In the book Abundant Simplicity by Jan Johnson, I discovered a quote that hit home pretty hard for me.
"Marketing folks have identified the masters we don't even know we are serving. 'Marketing theory says that people are driven by fear, by the promise of exclusivity, by guilt and by greed, and by the need for approval. Advertising ... promises to resolve our discomfort with a product.' Advertising also plays in to our fears that we won't have enough, that we'll miss out, that we'll be shown to be inadequate, that we'll be misjudged, rejected and left out, that we'll face others' disapproval, anger or disappointment."
This last year I took a job back in advertising, with a former boss who assured me that I could "do the work in my sleep." The office prided itself on being the most profitable of all of the agency's offices across the globe, and boasted having a well known local company as it's "bread and butter" client.
It turned out that I was being hired to work on the worst account in the agency, one that had never kept a project manager or an account manager for a full year. That the profitability came at the price of scheduling all employees well over 50 hours a week, and that the client was a renegade nightmare.
Add to this a CEO who obsessed about what time each employee came in each day, perching himself at the end of the room so he could keep track of each person's attendance. And there was the fear that if your account was doing poorly and showed up on his radar, you'd be lucky if you shook his attention and micromanaging ways.
So you can guess what happened. Our account had a tragic year, with clients changing roles just as we were working on key parts of a large project, and the scope of the project changing wildly up until right before launch. A coupon was going live and we had to have the supporting pages up on our site to support it. And everything came to a head the weekend before this was going live.
That weekend, I got several calls from the CEO. He was worried, and I got the sense that he wanted me to know that this project now had his attention. At a critical point, it became apparent that folks would have to work the Sunday of the weekend. One of our programmers is very religious, and the CEO said to me,"Make sure Bob finds a way to work tomorrow. I know he's a very religious man, but I'm also sure that God would not want us to lose this account. Make sure he understands this!"
In other words, he didn't give a rat's ass about the people on the team, or their religious beliefs, he just didn't want to lose a client.
I felt sick to my stomach as he said this. Dry heave sick.
It was also right about then that I decided I was over and done with advertising. Sure, I've worked with good agencies, but the fear, or rather the Fear, had jumped in and taken control it was ruling everything we did as an agency. Not only were the principals of advertising being observed in the product we were making (creating ads to entice people to buy a product for fear they were not good enough), but those same principals were ruling the management of our agency. It was fully living up to Johnson's observation above that, "Advertising also plays in to our fears that we won't have enough,
that we'll miss out, that we'll be shown to be inadequate, that we'll be
misjudged, rejected and left out, that we'll face others' disapproval,
anger or disappointment."
During that phone call, I was well aware that I was being asked, if not told to step over some pretty serious personal boundaries. There was NO way I could ask a co-worker to deny his religion, or ask him to work when he'd made his own boundaries around working on Sundays clear to me.
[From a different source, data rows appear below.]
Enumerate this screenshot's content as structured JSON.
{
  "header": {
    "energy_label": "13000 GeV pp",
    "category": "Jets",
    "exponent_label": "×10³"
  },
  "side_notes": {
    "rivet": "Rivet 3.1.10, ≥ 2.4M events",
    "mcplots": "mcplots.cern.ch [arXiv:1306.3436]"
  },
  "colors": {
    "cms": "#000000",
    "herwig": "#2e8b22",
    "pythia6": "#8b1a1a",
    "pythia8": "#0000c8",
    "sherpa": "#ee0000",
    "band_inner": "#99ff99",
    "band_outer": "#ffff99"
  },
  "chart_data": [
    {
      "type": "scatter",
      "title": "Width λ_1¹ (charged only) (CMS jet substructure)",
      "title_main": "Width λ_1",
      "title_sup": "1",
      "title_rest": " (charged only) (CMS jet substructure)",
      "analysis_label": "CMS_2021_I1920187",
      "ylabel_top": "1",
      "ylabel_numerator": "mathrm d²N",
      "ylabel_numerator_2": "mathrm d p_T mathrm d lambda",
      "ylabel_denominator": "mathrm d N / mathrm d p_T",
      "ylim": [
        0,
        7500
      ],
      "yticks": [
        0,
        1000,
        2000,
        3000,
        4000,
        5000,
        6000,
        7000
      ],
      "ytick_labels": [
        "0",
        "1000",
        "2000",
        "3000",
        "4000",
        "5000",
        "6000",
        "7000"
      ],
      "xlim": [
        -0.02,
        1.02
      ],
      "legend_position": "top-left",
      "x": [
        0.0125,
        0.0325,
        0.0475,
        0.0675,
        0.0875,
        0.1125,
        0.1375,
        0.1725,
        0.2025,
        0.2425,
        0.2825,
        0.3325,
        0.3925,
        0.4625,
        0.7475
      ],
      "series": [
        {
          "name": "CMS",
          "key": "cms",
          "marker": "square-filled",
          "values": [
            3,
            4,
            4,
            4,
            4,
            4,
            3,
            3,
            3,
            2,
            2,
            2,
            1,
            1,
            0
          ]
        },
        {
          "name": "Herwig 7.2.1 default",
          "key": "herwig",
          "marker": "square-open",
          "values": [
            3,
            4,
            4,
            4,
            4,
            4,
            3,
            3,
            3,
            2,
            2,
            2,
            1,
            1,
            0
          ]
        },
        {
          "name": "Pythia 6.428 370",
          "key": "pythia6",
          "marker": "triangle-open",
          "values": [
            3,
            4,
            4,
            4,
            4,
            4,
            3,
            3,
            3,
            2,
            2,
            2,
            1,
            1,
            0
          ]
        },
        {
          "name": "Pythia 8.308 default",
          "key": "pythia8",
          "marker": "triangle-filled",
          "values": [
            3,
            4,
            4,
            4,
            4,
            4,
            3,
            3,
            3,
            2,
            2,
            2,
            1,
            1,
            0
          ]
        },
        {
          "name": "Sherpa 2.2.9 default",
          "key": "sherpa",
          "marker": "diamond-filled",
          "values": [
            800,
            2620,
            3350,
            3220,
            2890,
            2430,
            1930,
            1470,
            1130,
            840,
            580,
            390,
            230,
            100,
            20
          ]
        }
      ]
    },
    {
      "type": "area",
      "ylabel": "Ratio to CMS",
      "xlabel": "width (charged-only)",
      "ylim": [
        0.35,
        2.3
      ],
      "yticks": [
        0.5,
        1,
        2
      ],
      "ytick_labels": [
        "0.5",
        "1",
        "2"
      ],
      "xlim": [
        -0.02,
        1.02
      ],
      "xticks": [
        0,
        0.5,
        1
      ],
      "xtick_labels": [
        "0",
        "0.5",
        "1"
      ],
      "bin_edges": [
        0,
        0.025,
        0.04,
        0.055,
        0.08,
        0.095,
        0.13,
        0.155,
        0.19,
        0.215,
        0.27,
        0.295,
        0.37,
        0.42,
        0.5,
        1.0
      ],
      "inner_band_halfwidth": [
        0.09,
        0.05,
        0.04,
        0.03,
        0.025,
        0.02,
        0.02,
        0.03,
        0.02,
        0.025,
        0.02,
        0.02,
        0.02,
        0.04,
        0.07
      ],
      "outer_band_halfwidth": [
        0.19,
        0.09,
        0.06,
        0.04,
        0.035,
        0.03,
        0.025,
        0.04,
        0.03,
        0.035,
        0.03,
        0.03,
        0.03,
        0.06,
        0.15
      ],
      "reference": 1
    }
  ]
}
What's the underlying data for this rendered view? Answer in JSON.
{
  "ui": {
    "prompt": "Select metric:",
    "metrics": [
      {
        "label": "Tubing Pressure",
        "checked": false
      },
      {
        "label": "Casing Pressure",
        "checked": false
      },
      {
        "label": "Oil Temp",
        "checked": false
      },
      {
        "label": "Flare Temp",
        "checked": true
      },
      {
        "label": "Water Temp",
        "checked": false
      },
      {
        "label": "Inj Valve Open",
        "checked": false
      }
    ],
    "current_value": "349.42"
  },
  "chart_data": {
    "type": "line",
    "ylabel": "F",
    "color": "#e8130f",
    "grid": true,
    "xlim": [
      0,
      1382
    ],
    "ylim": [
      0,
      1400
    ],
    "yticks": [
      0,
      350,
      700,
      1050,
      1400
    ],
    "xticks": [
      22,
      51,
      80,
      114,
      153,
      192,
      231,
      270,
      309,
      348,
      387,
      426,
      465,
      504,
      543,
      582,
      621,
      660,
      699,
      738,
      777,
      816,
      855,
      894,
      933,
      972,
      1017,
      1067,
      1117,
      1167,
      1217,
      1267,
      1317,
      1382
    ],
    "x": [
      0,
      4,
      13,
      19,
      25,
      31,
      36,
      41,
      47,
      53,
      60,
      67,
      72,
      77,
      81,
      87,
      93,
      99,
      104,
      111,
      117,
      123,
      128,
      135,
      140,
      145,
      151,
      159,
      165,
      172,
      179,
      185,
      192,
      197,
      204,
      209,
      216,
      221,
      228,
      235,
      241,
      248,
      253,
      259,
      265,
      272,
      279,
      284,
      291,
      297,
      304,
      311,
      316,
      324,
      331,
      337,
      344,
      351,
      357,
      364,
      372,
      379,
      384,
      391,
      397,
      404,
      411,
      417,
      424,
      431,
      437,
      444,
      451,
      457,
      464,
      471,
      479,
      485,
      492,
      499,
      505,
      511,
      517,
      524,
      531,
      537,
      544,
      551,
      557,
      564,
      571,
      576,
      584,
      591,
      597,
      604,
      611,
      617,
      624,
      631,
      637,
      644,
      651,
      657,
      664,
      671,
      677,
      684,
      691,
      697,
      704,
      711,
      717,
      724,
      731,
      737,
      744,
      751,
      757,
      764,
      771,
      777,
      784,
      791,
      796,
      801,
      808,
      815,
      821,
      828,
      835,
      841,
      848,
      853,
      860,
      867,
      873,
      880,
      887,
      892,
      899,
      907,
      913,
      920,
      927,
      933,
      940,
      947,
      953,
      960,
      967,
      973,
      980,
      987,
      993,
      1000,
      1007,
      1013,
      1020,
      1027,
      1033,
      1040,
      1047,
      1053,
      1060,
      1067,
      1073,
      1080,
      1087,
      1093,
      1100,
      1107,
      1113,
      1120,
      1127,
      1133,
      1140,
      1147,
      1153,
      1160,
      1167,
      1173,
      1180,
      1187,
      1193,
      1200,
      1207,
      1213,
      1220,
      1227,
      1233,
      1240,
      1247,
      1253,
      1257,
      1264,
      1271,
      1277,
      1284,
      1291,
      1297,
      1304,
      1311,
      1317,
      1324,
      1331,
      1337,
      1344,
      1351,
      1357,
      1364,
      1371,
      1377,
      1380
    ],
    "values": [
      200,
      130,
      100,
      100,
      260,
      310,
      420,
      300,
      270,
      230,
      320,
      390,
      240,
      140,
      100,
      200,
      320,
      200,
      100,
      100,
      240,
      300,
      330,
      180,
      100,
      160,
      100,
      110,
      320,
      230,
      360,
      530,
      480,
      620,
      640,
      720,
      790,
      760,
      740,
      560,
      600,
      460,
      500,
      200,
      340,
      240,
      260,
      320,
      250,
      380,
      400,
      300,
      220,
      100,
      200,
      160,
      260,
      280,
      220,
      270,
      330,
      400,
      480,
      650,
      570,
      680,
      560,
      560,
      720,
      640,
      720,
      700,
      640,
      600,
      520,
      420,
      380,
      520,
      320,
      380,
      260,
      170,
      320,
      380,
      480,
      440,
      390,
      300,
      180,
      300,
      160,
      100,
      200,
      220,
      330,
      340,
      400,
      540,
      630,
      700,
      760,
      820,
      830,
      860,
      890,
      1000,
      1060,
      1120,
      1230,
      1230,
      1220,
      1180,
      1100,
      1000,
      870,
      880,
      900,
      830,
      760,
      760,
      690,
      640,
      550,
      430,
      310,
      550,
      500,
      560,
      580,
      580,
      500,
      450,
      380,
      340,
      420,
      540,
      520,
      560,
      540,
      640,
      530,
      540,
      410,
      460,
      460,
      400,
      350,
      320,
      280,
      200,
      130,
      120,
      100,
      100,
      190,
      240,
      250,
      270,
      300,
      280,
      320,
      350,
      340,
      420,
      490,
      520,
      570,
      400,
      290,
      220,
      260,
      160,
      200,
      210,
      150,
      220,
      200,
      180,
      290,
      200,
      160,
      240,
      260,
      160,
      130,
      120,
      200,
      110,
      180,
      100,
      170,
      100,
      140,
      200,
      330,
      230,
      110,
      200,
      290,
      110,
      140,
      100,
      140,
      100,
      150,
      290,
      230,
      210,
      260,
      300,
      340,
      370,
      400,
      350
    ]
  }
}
At the same time (and this is what is so different for me than previous jobs with unbalanced management approaches), I had a strong and liberating sense that this man had no control over me. He'd lost my loyalty awhile back, because I couldn't get behind his fear mongering. I saw right through it as a weakness. I know who I am, and I know what's important to me, and I'm not afraid to do what I know is right. I know my faith and know that I am worthy of being loved and respected, at home and at the work place. It's taken a long time to get here. Even if the CEO was nervous about the outcome, I know that I have what it takes to carry the project across the finish line successfully. And I wasn't about to let anyone else's fear or anger or disapproval mess with my head. No, the stakes were too high to let myself get flustered.
You see, I'm one of those project managers that works their butt off to get my job done correctly. I was sacrificing my own time with my family, and I'd spent days' worth of overtime working to get this project out the door. I'm not a slacker. I'm not one of the people you have to worry about.
And so I called Bob's boss. We came up with a different plan to get the work done and let Bob have the day off. And I called the CEO, who likely wasn't pleased because I hadn't followed marching orders and told him what we were doing.
Did we launch on time with that coupon? Damn straight.
Did we lose the client? No.
Did I look for a new job starting that Monday because I was fed up beyond belief by the total lack of respect for people's beliefs and time? And of a place being driven by fear? Yes.
I couldn't be happier to have left, and to have left on my own terms. I'm happy that I recognized the Fear for what it was, and stood up to it in my own way. I'm pleased that my project launched, and that I stayed true to myself.
And that's what the next three years are all about for me. Staying true, becoming the person I already know I am, and really living out some of the things I know are true - (and to paraphrase Anita Roddick) - that work can be fun, that it can be conducted with love, and that it can create a powerful force for good.